In antiquity, women were excluded from being either spectators or participants, with violation of that edict punishable by death.

"We are going to keep things as simple as possible to maintain the originality of the site. We do not want to go over the top," says assistant venue manager Sophia Hassapis of Greek games organisers ATHOC.

That includes rejecting any seating in the ancient stadium. Instead spectators will sit on grassy banks.

For Greeks, the lush green valley dotted with wild olive and pine trees some 300 kilometres south west of Athens is hallowed ground.

Organisers have offered free coupon tickets for the shot put events on a first-come-first-served basis. It has an ever expanding waiting list for the finals with 15,000 expected to be packed in for the competition.

NO BANNERS

Keeping things simple means no corporate banners, the bare minimum of electrical equipment and no seats for spectators, who will be sitting on the banks of an ancient stadium where games first started in 776 B.C.

Seats in antiquity were reserved only for judges, with the stone outline of their booth still very visible on one side of the arena. In modern times, it will be Olympic officials who get seats.

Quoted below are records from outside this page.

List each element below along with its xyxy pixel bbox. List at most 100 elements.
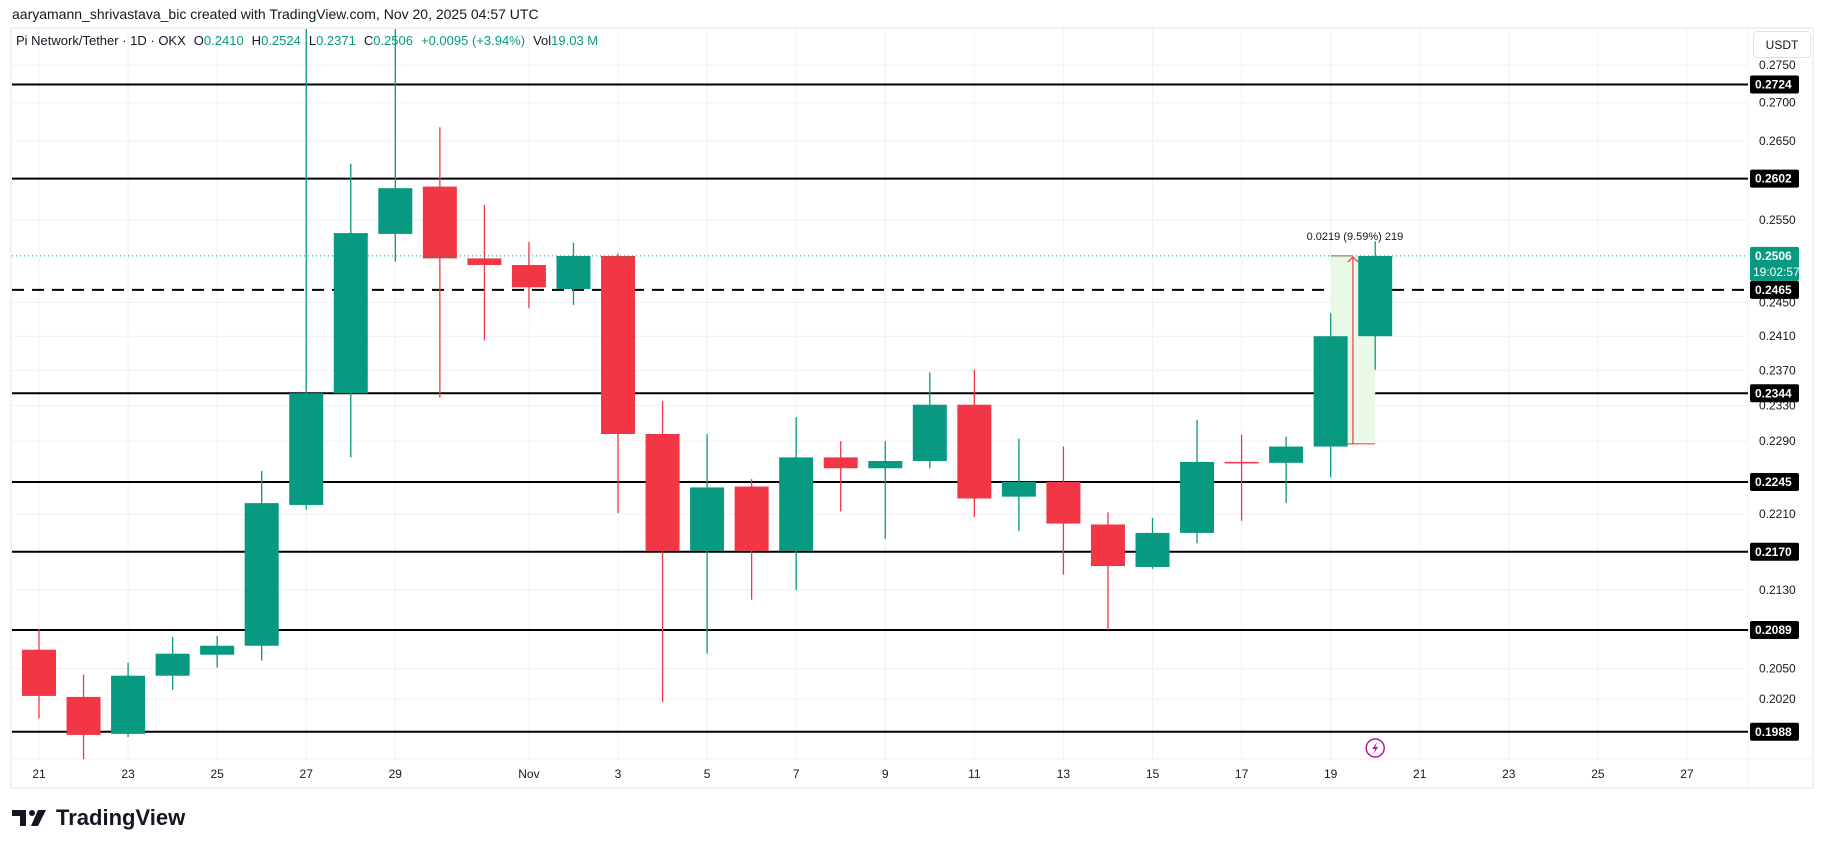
open-label: O [193,33,204,48]
candle-body-down [66,696,101,735]
price-tick-label: 0.2210 [1759,507,1796,521]
price-tick-label: 0.2020 [1759,692,1796,706]
candle-body-up [333,233,368,394]
price-tick-label: 0.2700 [1759,96,1796,110]
candle-body-up [1269,446,1304,463]
time-tick-label: 25 [1591,767,1605,781]
candle-body-up [200,645,235,655]
candle-body-down [734,486,769,551]
time-tick-label: 5 [704,767,711,781]
close-value: 0.2506 [373,33,413,48]
symbol-name[interactable]: Pi Network/Tether · 1D · OKX [16,33,186,48]
candle-body-down [1046,481,1081,524]
candle-body-down [957,404,992,499]
time-tick-label: 17 [1235,767,1249,781]
symbol-legend: Pi Network/Tether · 1D · OKX O0.2410 H0.25… [16,33,598,48]
time-tick-label: 9 [882,767,889,781]
high-label: H [251,33,262,48]
level-price-tag [1750,722,1799,741]
candle-body-up [378,188,413,234]
candle-body-down [645,433,680,551]
currency-button[interactable]: USDT [1753,31,1811,58]
level-price-label: 0.2089 [1755,623,1792,637]
time-tick-label: 7 [793,767,800,781]
candle-body-up [1001,481,1036,497]
measure-arrow-head [1347,256,1359,263]
chart-attribution: aaryamann_shrivastava_bic created with T… [12,6,539,22]
level-price-tag [1750,620,1799,639]
candle-body-down [22,649,56,696]
time-tick-label: 29 [389,767,403,781]
time-tick-label: 27 [1680,767,1694,781]
candle-body-up [912,404,947,462]
low-label: L [308,33,317,48]
tradingview-logo: TradingView [12,805,185,831]
candle-body-down [1090,524,1125,567]
candle-body-down [422,186,457,259]
price-tick-label: 0.2450 [1759,295,1796,309]
chart-frame [10,27,1814,789]
candle-body-up [1135,532,1170,567]
level-price-tag [1750,384,1799,403]
time-tick-label: 27 [300,767,314,781]
candle-body-down [823,457,858,469]
candle-body-down [467,258,502,265]
level-price-tag [1750,472,1799,491]
level-price-label: 0.1988 [1755,725,1792,739]
grid [12,29,1812,787]
tradingview-logo-icon [12,810,46,826]
high-value: 0.2524 [261,33,301,48]
lightning-icon [1372,742,1379,754]
time-axis[interactable]: 21 23 25 27 29 Nov 3 5 7 9 11 13 15 17 19 21 23 25 27 [32,767,1694,781]
price-tick-label: 0.2050 [1759,662,1796,676]
last-price-tag [1750,246,1799,281]
price-tick-label: 0.2370 [1759,364,1796,378]
price-tick-label: 0.2750 [1759,58,1796,72]
time-tick-label: 23 [121,767,135,781]
candle-body-up [1313,336,1348,447]
time-tick-label: 25 [210,767,224,781]
time-tick-label: 21 [32,767,46,781]
level-price-label: 0.2245 [1755,475,1792,489]
candle-body-down [601,255,636,434]
price-tick-label: 0.2290 [1759,434,1796,448]
price-tick-label: 0.2550 [1759,213,1796,227]
candle-body-up [155,653,190,676]
level-price-label: 0.2465 [1755,283,1792,297]
measure-label: 0.0219 (9.59%) 219 [1307,231,1404,243]
candle-body-up [244,503,279,646]
candles [22,29,1393,759]
candle-body-up [868,461,903,469]
level-price-label: 0.2344 [1755,386,1792,400]
change-value: +0.0095 (+3.94%) [420,33,526,48]
level-price-tag [1750,542,1799,561]
candle-body-up [690,487,725,551]
candle-body-up [111,675,146,734]
candle-body-up [1180,461,1215,533]
candle-body-down [511,264,546,288]
time-tick-label: 3 [615,767,622,781]
level-price-label: 0.2602 [1755,172,1792,186]
level-price-tag [1750,280,1799,299]
last-price-label: 0.2506 [1755,249,1792,263]
time-tick-label: 19 [1324,767,1338,781]
time-tick-label: 21 [1413,767,1427,781]
level-price-tag [1750,75,1799,94]
candle-body-down [1224,461,1259,464]
open-value: 0.2410 [203,33,244,48]
marker [1365,738,1385,758]
level-price-label: 0.2170 [1755,545,1792,559]
volume-value: 19.03 M [551,33,599,48]
time-tick-label: 15 [1146,767,1160,781]
price-axis[interactable]: 0.2750 0.2700 0.2650 0.2550 0.2450 0.2410 0.23… [1750,58,1800,741]
level-price-label: 0.2724 [1755,78,1792,92]
price-tick-label: 0.2650 [1759,134,1796,148]
level-price-tag [1750,169,1799,188]
low-value: 0.2371 [316,33,356,48]
candle-body-up [289,393,324,505]
candle-body-up [556,255,591,290]
logo-text: TradingView [56,805,186,830]
time-tick-label: 23 [1502,767,1516,781]
bar-countdown-label: 19:02:57 [1753,265,1800,279]
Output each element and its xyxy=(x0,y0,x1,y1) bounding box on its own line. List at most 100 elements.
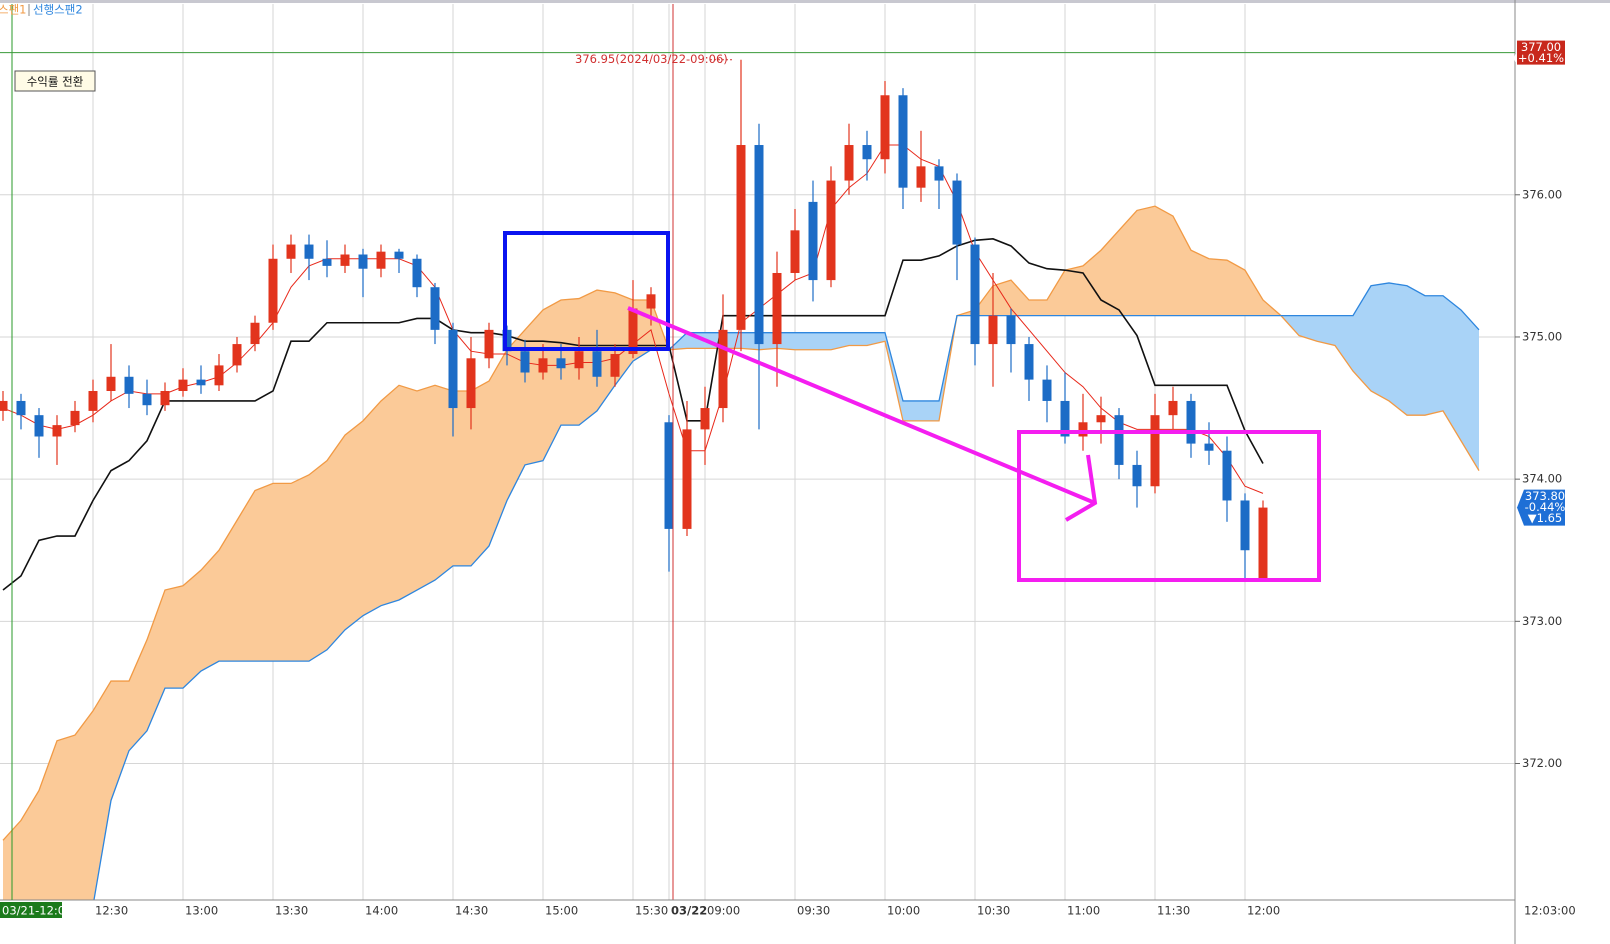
legend: 스팬1 선행스팬2 xyxy=(0,3,83,17)
cloud-fill xyxy=(1227,260,1245,316)
candle-body xyxy=(610,354,620,377)
cloud-fill xyxy=(129,639,147,751)
last-change-pct: -0.44% xyxy=(1525,500,1566,514)
candle-body xyxy=(394,251,404,259)
cloud-fill xyxy=(57,735,75,900)
candle-body xyxy=(592,351,602,377)
cloud xyxy=(3,206,1479,900)
candle-body xyxy=(304,244,314,259)
candle-body xyxy=(376,251,386,269)
cloud-fill xyxy=(147,590,165,731)
cloud-fill xyxy=(1371,282,1389,401)
cloud-fill xyxy=(255,483,273,662)
cloud-fill xyxy=(1407,285,1425,416)
highlight-box xyxy=(503,231,670,351)
cloud-fill xyxy=(309,460,327,662)
last-change: ▼1.65 xyxy=(1528,511,1562,525)
candle-body xyxy=(70,410,80,426)
candle-body xyxy=(538,358,548,373)
candle-body xyxy=(250,322,260,345)
last-price-box xyxy=(1517,489,1565,526)
cloud-fill xyxy=(399,385,417,600)
cloud-fill xyxy=(471,381,489,566)
cloud-fill xyxy=(1443,295,1461,441)
candle-body xyxy=(106,376,116,391)
candle-body xyxy=(1132,464,1142,487)
candle-body xyxy=(448,329,458,409)
candle-body xyxy=(1150,415,1160,487)
candle-body xyxy=(52,425,62,437)
candle-body xyxy=(664,422,674,529)
candle-body xyxy=(700,408,710,430)
cloud-fill xyxy=(1425,295,1443,416)
cloud-fill xyxy=(201,550,219,672)
reference-label-bg xyxy=(1517,40,1565,65)
cloud-fill xyxy=(993,280,1011,316)
reference-change: (+0.41%) xyxy=(1513,51,1568,65)
candle-body xyxy=(214,365,224,386)
button-label[interactable]: 수익률 전환 xyxy=(27,75,84,89)
candle-body xyxy=(1204,443,1214,451)
cloud-fill xyxy=(345,420,363,630)
cloud-fill xyxy=(1101,230,1119,316)
x-tick-label: 03/22 xyxy=(671,904,707,918)
cloud-fill xyxy=(1461,309,1479,471)
cloud-fill xyxy=(1083,250,1101,316)
cloud-fill xyxy=(1191,250,1209,316)
candle-body xyxy=(970,244,980,345)
candle-body xyxy=(322,258,332,266)
candle-body xyxy=(628,308,638,355)
candle-body xyxy=(988,315,998,345)
candle-body xyxy=(754,145,764,345)
button[interactable]: 수익률 전환 xyxy=(14,70,96,92)
x-tick-label: 14:30 xyxy=(455,904,488,918)
y-tick-label: 374.00 xyxy=(1522,472,1562,486)
candle-body xyxy=(1060,400,1070,437)
cloud-fill xyxy=(849,332,867,346)
candles xyxy=(0,59,1268,579)
button-frame[interactable] xyxy=(14,70,96,92)
cloud-fill xyxy=(237,490,255,662)
candle-body xyxy=(1240,500,1250,551)
candle-body xyxy=(1114,415,1124,465)
candle-body xyxy=(430,287,440,330)
cloud-fill xyxy=(165,585,183,689)
candle-body xyxy=(412,258,422,288)
candle-body xyxy=(646,294,656,309)
candle-body xyxy=(340,254,350,266)
cloud-fill xyxy=(1029,300,1047,316)
candle-body xyxy=(232,344,242,366)
cloud-fill xyxy=(561,298,579,426)
cloud-fill xyxy=(579,290,597,426)
cursor-label-bg xyxy=(0,902,62,918)
cloud-fill xyxy=(795,332,813,350)
cursor-time: 12:03:00 xyxy=(1524,904,1576,918)
cloud-fill xyxy=(1065,265,1083,316)
cloud-fill xyxy=(1209,258,1227,316)
cloud-fill xyxy=(327,435,345,650)
candle-body xyxy=(1222,450,1232,501)
y-tick-label: 372.00 xyxy=(1522,756,1562,770)
cloud-fill xyxy=(543,300,561,461)
cloud-fill xyxy=(1011,280,1029,316)
cloud-fill xyxy=(417,385,435,591)
x-tick-label: 10:00 xyxy=(887,904,920,918)
cloud-fill xyxy=(831,332,849,350)
last-price: 373.80 xyxy=(1525,489,1565,503)
cloud-fill xyxy=(489,349,507,546)
candle-body xyxy=(556,358,566,369)
candle-body xyxy=(790,230,800,273)
highlight-box xyxy=(1017,430,1321,582)
candle-body xyxy=(682,429,692,529)
candle-body xyxy=(1078,422,1088,437)
candle-body xyxy=(358,254,368,269)
cloud-fill xyxy=(75,710,93,900)
y-tick-label: 376.00 xyxy=(1522,187,1562,201)
cloud-fill xyxy=(903,400,921,421)
x-tick-label: 11:00 xyxy=(1067,904,1100,918)
cloud-fill xyxy=(1389,282,1407,416)
cloud-fill xyxy=(453,390,471,566)
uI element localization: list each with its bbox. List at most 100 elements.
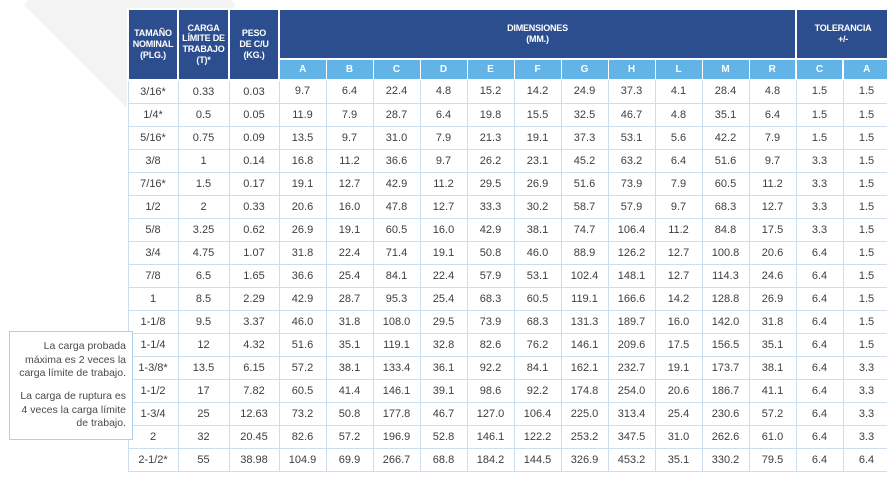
- value-cell: 31.0: [372, 125, 421, 150]
- header-row-main: TAMAÑO NOMINAL (PLG.) CARGA LÍMITE DE TR…: [127, 8, 887, 81]
- value-cell: 29.5: [419, 309, 468, 334]
- value-cell: 9.7: [325, 125, 374, 150]
- value-cell: 36.1: [419, 355, 468, 380]
- value-cell: 2.29: [228, 286, 280, 311]
- value-cell: 1.5: [842, 240, 887, 265]
- value-cell: 32: [177, 424, 230, 449]
- value-cell: 4.8: [654, 102, 703, 127]
- value-cell: 12.63: [228, 401, 280, 426]
- subheader-dim-d: D: [419, 58, 468, 80]
- value-cell: 57.2: [325, 424, 374, 449]
- value-cell: 1.07: [228, 240, 280, 265]
- value-cell: 3.37: [228, 309, 280, 334]
- value-cell: 114.3: [701, 263, 750, 288]
- value-cell: 0.09: [228, 125, 280, 150]
- value-cell: 122.2: [513, 424, 562, 449]
- value-cell: 0.05: [228, 102, 280, 127]
- value-cell: 156.5: [701, 332, 750, 357]
- size-cell: 2-1/2*: [127, 447, 179, 472]
- value-cell: 60.5: [513, 286, 562, 311]
- value-cell: 12.7: [325, 171, 374, 196]
- value-cell: 35.1: [701, 102, 750, 127]
- size-cell: 1-3/4: [127, 401, 179, 426]
- value-cell: 3.3: [842, 378, 887, 403]
- value-cell: 453.2: [607, 447, 656, 472]
- value-cell: 20.6: [654, 378, 703, 403]
- table-row: 1-1/4 12 4.32 51.6 35.1 119.1 32.8 82.6 76.2 146.…: [127, 332, 887, 357]
- value-cell: 19.1: [325, 217, 374, 242]
- value-cell: 11.2: [419, 171, 468, 196]
- value-cell: 42.9: [372, 171, 421, 196]
- value-cell: 16.8: [278, 148, 327, 173]
- value-cell: 3.3: [842, 355, 887, 380]
- value-cell: 146.1: [560, 332, 609, 357]
- value-cell: 1.65: [228, 263, 280, 288]
- value-cell: 98.6: [466, 378, 515, 403]
- value-cell: 347.5: [607, 424, 656, 449]
- value-cell: 1.5: [842, 79, 887, 104]
- size-cell: 1-3/8*: [127, 355, 179, 380]
- value-cell: 84.1: [372, 263, 421, 288]
- size-cell: 3/8: [127, 148, 179, 173]
- note-box: La carga probada máxima es 2 veces la ca…: [9, 331, 133, 440]
- value-cell: 189.7: [607, 309, 656, 334]
- subheader-dim-f: F: [513, 58, 562, 80]
- value-cell: 1.5: [177, 171, 230, 196]
- value-cell: 0.17: [228, 171, 280, 196]
- value-cell: 69.9: [325, 447, 374, 472]
- value-cell: 36.6: [372, 148, 421, 173]
- value-cell: 12.7: [419, 194, 468, 219]
- value-cell: 4.32: [228, 332, 280, 357]
- value-cell: 230.6: [701, 401, 750, 426]
- value-cell: 7.82: [228, 378, 280, 403]
- value-cell: 50.8: [466, 240, 515, 265]
- value-cell: 26.9: [748, 286, 797, 311]
- value-cell: 74.7: [560, 217, 609, 242]
- value-cell: 22.4: [372, 79, 421, 104]
- value-cell: 37.3: [560, 125, 609, 150]
- value-cell: 26.9: [278, 217, 327, 242]
- value-cell: 29.5: [466, 171, 515, 196]
- size-cell: 7/16*: [127, 171, 179, 196]
- value-cell: 55: [177, 447, 230, 472]
- value-cell: 37.3: [607, 79, 656, 104]
- value-cell: 84.8: [701, 217, 750, 242]
- value-cell: 3.3: [795, 194, 844, 219]
- value-cell: 108.0: [372, 309, 421, 334]
- value-cell: 1.5: [842, 102, 887, 127]
- value-cell: 31.8: [748, 309, 797, 334]
- value-cell: 36.6: [278, 263, 327, 288]
- value-cell: 79.5: [748, 447, 797, 472]
- value-cell: 41.1: [748, 378, 797, 403]
- value-cell: 104.9: [278, 447, 327, 472]
- table-row: 1 8.5 2.29 42.9 28.7 95.3 25.4 68.3 60.5 119.1 166…: [127, 286, 887, 311]
- value-cell: 51.6: [560, 171, 609, 196]
- value-cell: 57.9: [607, 194, 656, 219]
- header-tolerancia: TOLERANCIA +/-: [795, 8, 887, 60]
- value-cell: 4.75: [177, 240, 230, 265]
- value-cell: 209.6: [607, 332, 656, 357]
- value-cell: 60.5: [701, 171, 750, 196]
- value-cell: 0.5: [177, 102, 230, 127]
- size-cell: 1-1/4: [127, 332, 179, 357]
- value-cell: 52.8: [419, 424, 468, 449]
- value-cell: 28.7: [372, 102, 421, 127]
- value-cell: 3.3: [795, 148, 844, 173]
- subheader-dim-b: B: [325, 58, 374, 80]
- table-row: 5/8 3.25 0.62 26.9 19.1 60.5 16.0 42.9 38.1 74.7 1…: [127, 217, 887, 242]
- table-row: 1/4* 0.5 0.05 11.9 7.9 28.7 6.4 19.8 15.5 32.5 46.…: [127, 102, 887, 127]
- value-cell: 102.4: [560, 263, 609, 288]
- value-cell: 73.9: [466, 309, 515, 334]
- value-cell: 11.2: [654, 217, 703, 242]
- value-cell: 1.5: [795, 125, 844, 150]
- value-cell: 19.8: [466, 102, 515, 127]
- value-cell: 73.9: [607, 171, 656, 196]
- value-cell: 6.4: [795, 355, 844, 380]
- size-cell: 1/4*: [127, 102, 179, 127]
- value-cell: 1.5: [842, 286, 887, 311]
- value-cell: 7.9: [419, 125, 468, 150]
- value-cell: 73.2: [278, 401, 327, 426]
- value-cell: 1.5: [842, 148, 887, 173]
- value-cell: 28.7: [325, 286, 374, 311]
- value-cell: 1.5: [842, 309, 887, 334]
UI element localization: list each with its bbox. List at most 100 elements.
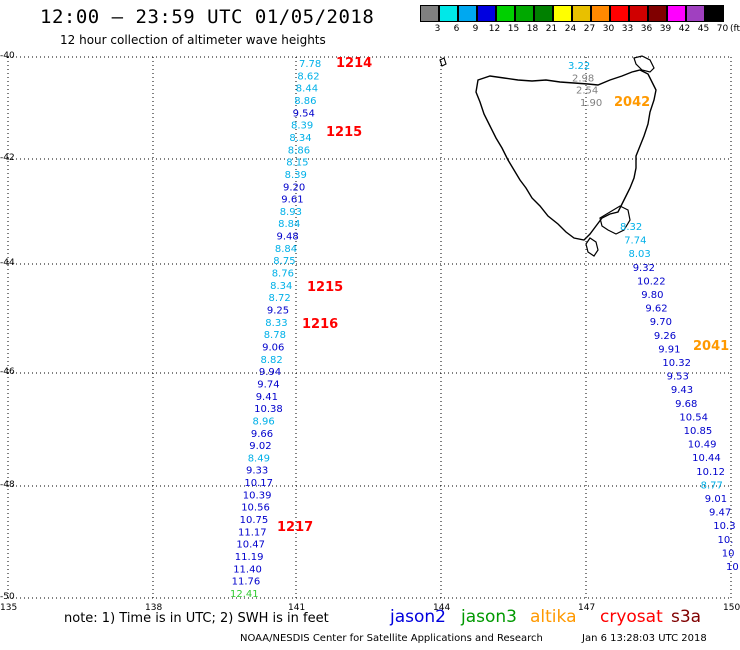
wave-height-west-track: 9.33 — [246, 466, 268, 477]
wave-height-west-track: 8.76 — [272, 269, 294, 280]
wave-height-east-track: 8.03 — [629, 249, 651, 260]
satellite-legend-jason3: jason3 — [461, 607, 517, 627]
wave-height-east-track: 10.85 — [684, 426, 713, 437]
wave-height-west-track: 8.49 — [248, 453, 270, 464]
satellite-legend-cryosat: cryosat — [600, 607, 663, 627]
wave-height-west-track: 8.78 — [264, 330, 286, 341]
wave-height-north-track: 1.90 — [580, 98, 602, 109]
latitude-label: -48 — [0, 480, 15, 490]
colorbar-unit: (ft) — [730, 24, 740, 34]
wave-height-west-track: 8.44 — [296, 84, 318, 95]
orbit-number: 1215 — [307, 280, 343, 295]
orbit-number: 2042 — [614, 95, 650, 110]
colorbar-label: 9 — [472, 24, 479, 34]
wave-height-east-track: 9.70 — [650, 317, 672, 328]
footnote: note: 1) Time is in UTC; 2) SWH is in fe… — [64, 611, 329, 626]
wave-height-west-track: 8.33 — [265, 318, 287, 329]
wave-height-west-track: 12.41 — [230, 589, 259, 600]
colorbar-label: 6 — [453, 24, 460, 34]
wave-height-east-track: 10. — [718, 535, 734, 546]
colorbar-swatch — [496, 5, 515, 22]
wave-height-west-track: 8.72 — [269, 293, 291, 304]
satellite-legend-s3a: s3a — [671, 607, 702, 627]
colorbar-label: 15 — [507, 24, 520, 34]
generated-timestamp: Jan 6 13:28:03 UTC 2018 — [582, 633, 707, 644]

The stadium is next to the ancient Temple of Zeus whose massive rock columns, crumbled in an earthquake, can still be seen as a testament to its former glory.

"It fills me with awe every time I come here," says Alexandra Economou, a tour guide.

"These are our roots. Our parents tell us of our heritage from infancy and how we should be proud of it. It is something every Greek carries with them."

It was not until last year, however, that ATHOC decided to use the historic backdrop for the shot put after complaints by the local authority that the site was effectively being ignored in Games planning.